So say the computers, as the first BCS rating, which averages in the human polls with statistics on strength of schedule and other number crunching, has anointed my alma mater’s football team #1!
Score an early round for Oklahoma.
And for computers.
The Sooners trail Oregon and Boise State in college football’s human-driven polls. But they posted higher computer ratings virtually across the board, and emerged Sunday atop the Bowl Championship Series’ first ratings of the season.
Oregon came in at No. 2 and Boise at No. 3, establishing an initial pecking order for berths in the BCS’ Jan. 10 national championship game in Glendale, Ariz.

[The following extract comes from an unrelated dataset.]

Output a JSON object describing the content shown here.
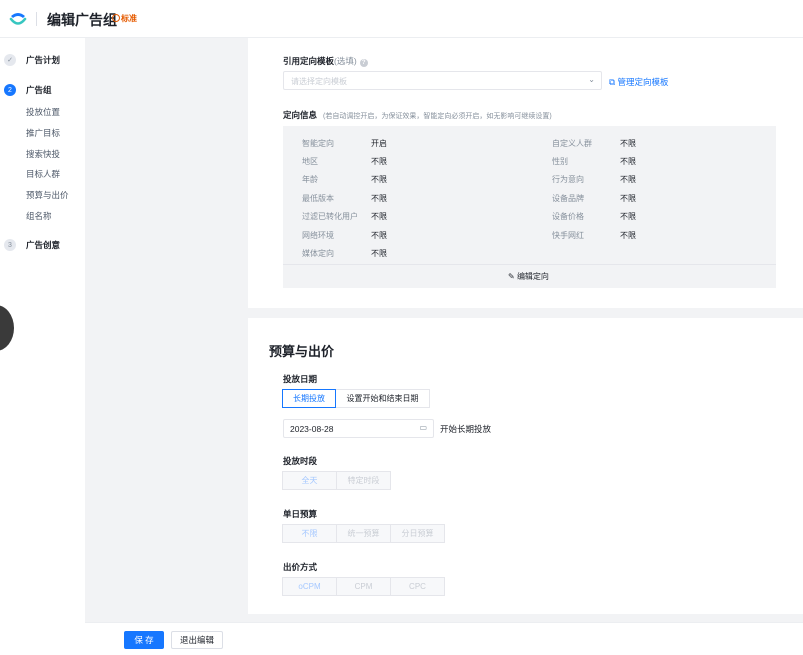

The top two teams at the end of the regular season advance.
Don’t discount Sunday’s outcome. Ten times in the BCS’ 12-year history, at least one of the first-week top two wound up in the title game.
But isn’t this reasonable? The human polls generally keep the previous week’s order, just bumping everybody up when a #1 team gets upset (as happened two weeks in a row, with Alabama and now Ohio State getting beat). Does anyone think Boise State, or even Oregon, has a tougher schedule than Oklahoma? Computers simply apply mathematics to the rankings and are thus bringing objective facts to bear. Isn’t that right? (I know, I know. I wouldn’t be saying that if Oklahoma got consigned a lower ranking because of the computers. But that’s because I’m not objective.)